50. The method of any one of claims 45-49, wherein the proteolytic domain is derived from a naturally occurring protease with a primary biological function of cleaving bonds in the ectodomain of membrane-associated proteins.

51 . The method of claim 50, wherein the proteolytic domain has at least 85% sequence identity to the proteolytic domain of human ADAM8, human ADAM9, human ADAM10, human ADAM12, human ADAM15, human ADAM17, human ADAM19, human ADAM20, human ADAM21 , human ADAM28, human ADAM30, human ADAM33, human BACE1 , human BACE2, human site-1 protease, human RHBDL1 , human RHBDL2, human RHBDL3, or human RHBDL4.

52. The method of claim 50, wherein the proteolytic domain is a proteolytic domain of human ADAM8, human ADAM9, human ADAM10, human ADAM12, human ADAM15, human ADAM17, human ADAM19, human ADAM20, human ADAM21 , human ADAM28, human ADAM30, human ADAM33, human BACE1 , human BACE2, human site-1 protease, human RHBDL1 , human RHBDL2, human RHBDL3, or human RHBDL4.

53. A method of cleaving a membrane-associated polypeptide, the method comprising the step of contacting the membrane-embedded polypeptide with a macromolecule comprising

(a) a targeting domain that binds a target polypeptide; and

(b) a proteolytic domain, wherein upon binding of the targeting domain to the target polypeptide the proteolytic domain cleaves a peptide bond in the membrane-associated polypeptide; wherein the proteolytic domain is not a sheddase domain.

54. The method of claim 53, wherein the membrane-associated polypeptide is selected from the group consisting of an ion channel, an aquaporin, a protein transporter, a glucose transporter, or a membrane-associated receptor.

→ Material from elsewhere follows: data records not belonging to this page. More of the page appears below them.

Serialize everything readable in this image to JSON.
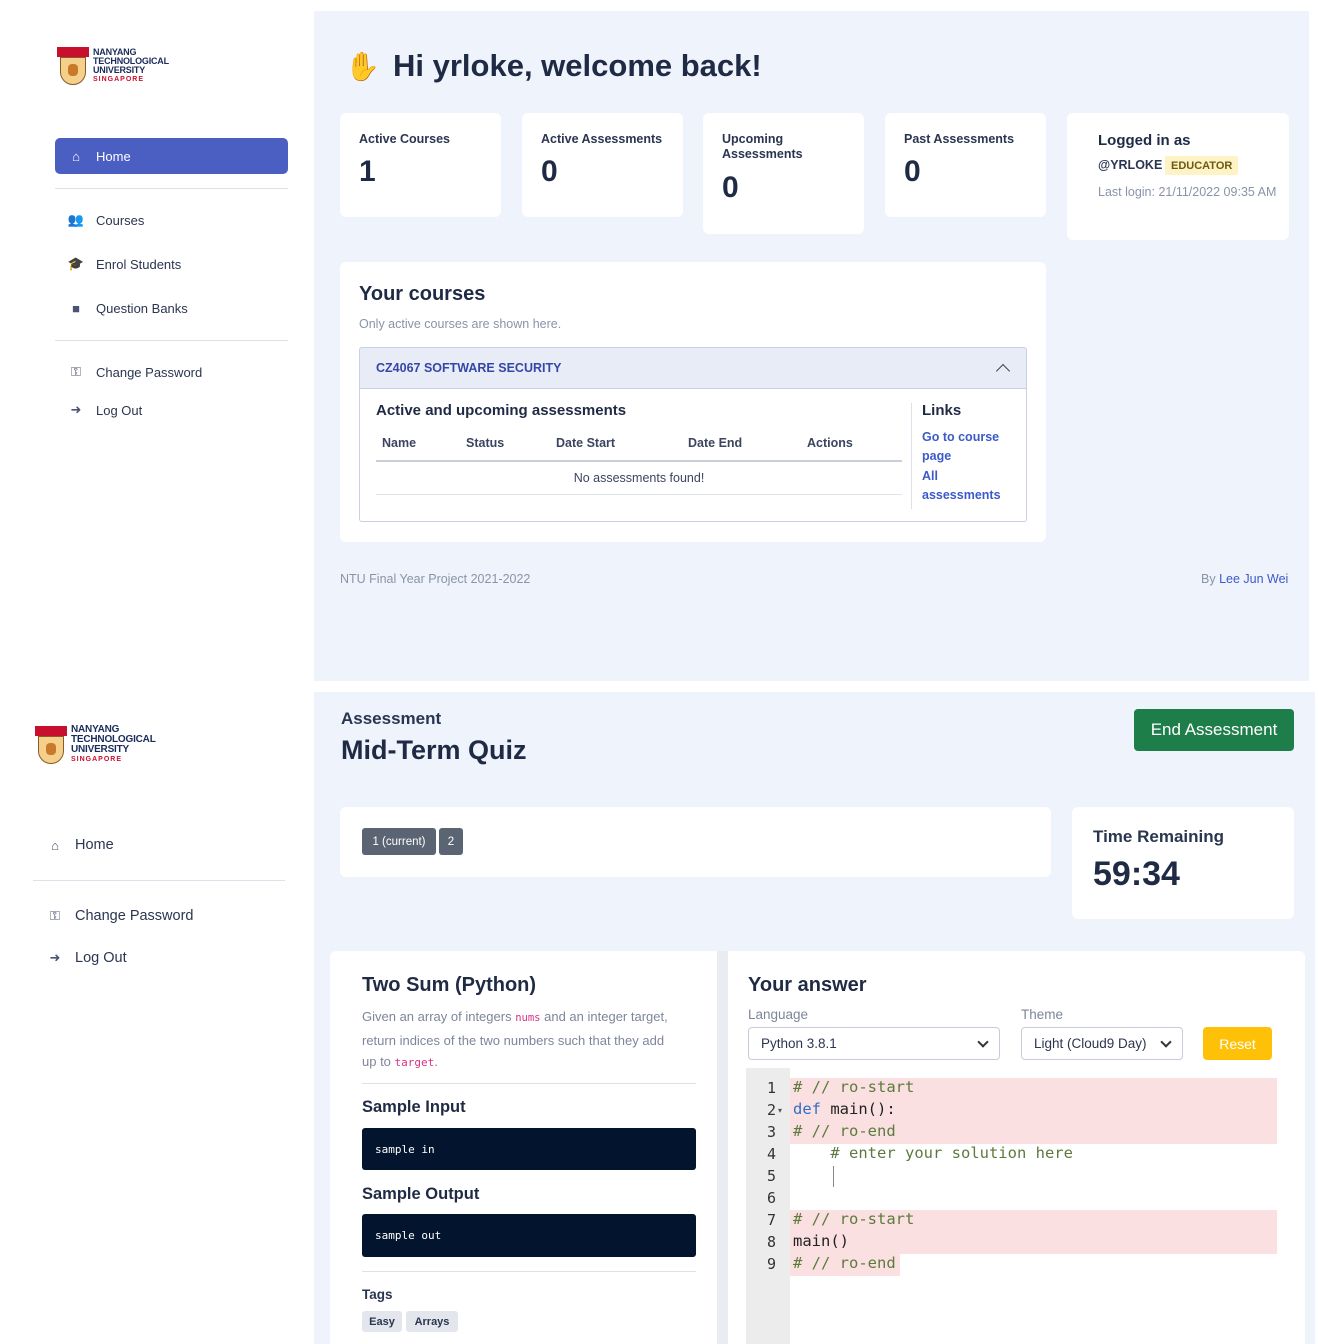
{
  "screen1": {
    "logo": {
      "line1": "NANYANG",
      "line2": "TECHNOLOGICAL",
      "line3": "UNIVERSITY",
      "line4": "SINGAPORE"
    },
    "sidebar": {
      "home": "Home",
      "courses": "Courses",
      "enrol": "Enrol Students",
      "qbanks": "Question Banks",
      "change_password": "Change Password",
      "logout": "Log Out"
    },
    "greeting": "Hi yrloke, welcome back!",
    "stats": [
      {
        "label": "Active Courses",
        "value": "1"
      },
      {
        "label": "Active Assessments",
        "value": "0"
      },
      {
        "label": "Upcoming Assessments",
        "value": "0"
      },
      {
        "label": "Past Assessments",
        "value": "0"
      }
    ],
    "login": {
      "title": "Logged in as",
      "user": "@YRLOKE",
      "role": "EDUCATOR",
      "last_login": "Last login: 21/11/2022 09:35 AM"
    },
    "courses": {
      "title": "Your courses",
      "subtitle": "Only active courses are shown here.",
      "course_name": "CZ4067 SOFTWARE SECURITY",
      "assess_title": "Active and upcoming assessments",
      "columns": [
        "Name",
        "Status",
        "Date Start",
        "Date End",
        "Actions"
      ],
      "empty": "No assessments found!",
      "links_title": "Links",
      "link1": "Go to course page",
      "link2": "All assessments"
    },
    "footer": {
      "left": "NTU Final Year Project 2021-2022",
      "right_prefix": "By",
      "right_name": "Lee Jun Wei"
    }
  },
  "screen2": {
    "logo": {
      "line1": "NANYANG",
      "line2": "TECHNOLOGICAL",
      "line3": "UNIVERSITY",
      "line4": "SINGAPORE"
    },
    "sidebar": {
      "home": "Home",
      "change_password": "Change Password",
      "logout": "Log Out"
    },
    "assessment_label": "Assessment",
    "assessment_title": "Mid-Term Quiz",
    "end_button": "End Assessment",
    "questions": [
      "1 (current)",
      "2"
    ],
    "timer": {
      "label": "Time Remaining",
      "value": "59:34"
    },
    "question": {
      "title": "Two Sum (Python)",
      "desc_1": "Given an array of integers",
      "desc_code1": "nums",
      "desc_2": "and an integer target,",
      "desc_3": "return indices of the two numbers such that they add",
      "desc_4": "up to",
      "desc_code2": "target",
      "desc_5": ".",
      "sample_input_title": "Sample Input",
      "sample_input": "sample in",
      "sample_output_title": "Sample Output",
      "sample_output": "sample out",
      "tags_title": "Tags",
      "tags": [
        "Easy",
        "Arrays"
      ]
    },
    "answer": {
      "title": "Your answer",
      "language_label": "Language",
      "language": "Python 3.8.1",
      "theme_label": "Theme",
      "theme": "Light (Cloud9 Day)",
      "reset": "Reset",
      "line_numbers": [
        "1",
        "2",
        "3",
        "4",
        "5",
        "6",
        "7",
        "8",
        "9"
      ],
      "code": {
        "l1": "# // ro-start",
        "l2_kw": "def",
        "l2_rest": " main():",
        "l3": "# // ro-end",
        "l4": "    # enter your solution here",
        "l7": "# // ro-start",
        "l8": "main()",
        "l9": "# // ro-end"
      }
    }
  },
  "colors": {
    "primary": "#4a5fc1",
    "success": "#1e7e4a",
    "warning": "#ffc107",
    "panel": "#eef3fc",
    "readonly": "#fae0e0"
  }
}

55. A bifunctional macromolecule comprising:

(a) a targeting domain that binds a target molecule, wherein the target molecule is an amyloid, amyloid beta (Ap), TNFa, IL-4, or IL-13; and

(b) a proteolytic domain comprising human MMP2, human MMP7, human MMP9, human MMP12, human MMP14, human CTSB, human CTSD or human KLK7 or a fragment or derivative thereof, wherein upon binding of the targeting domain to the target molecule the protease cleaves a peptide bond.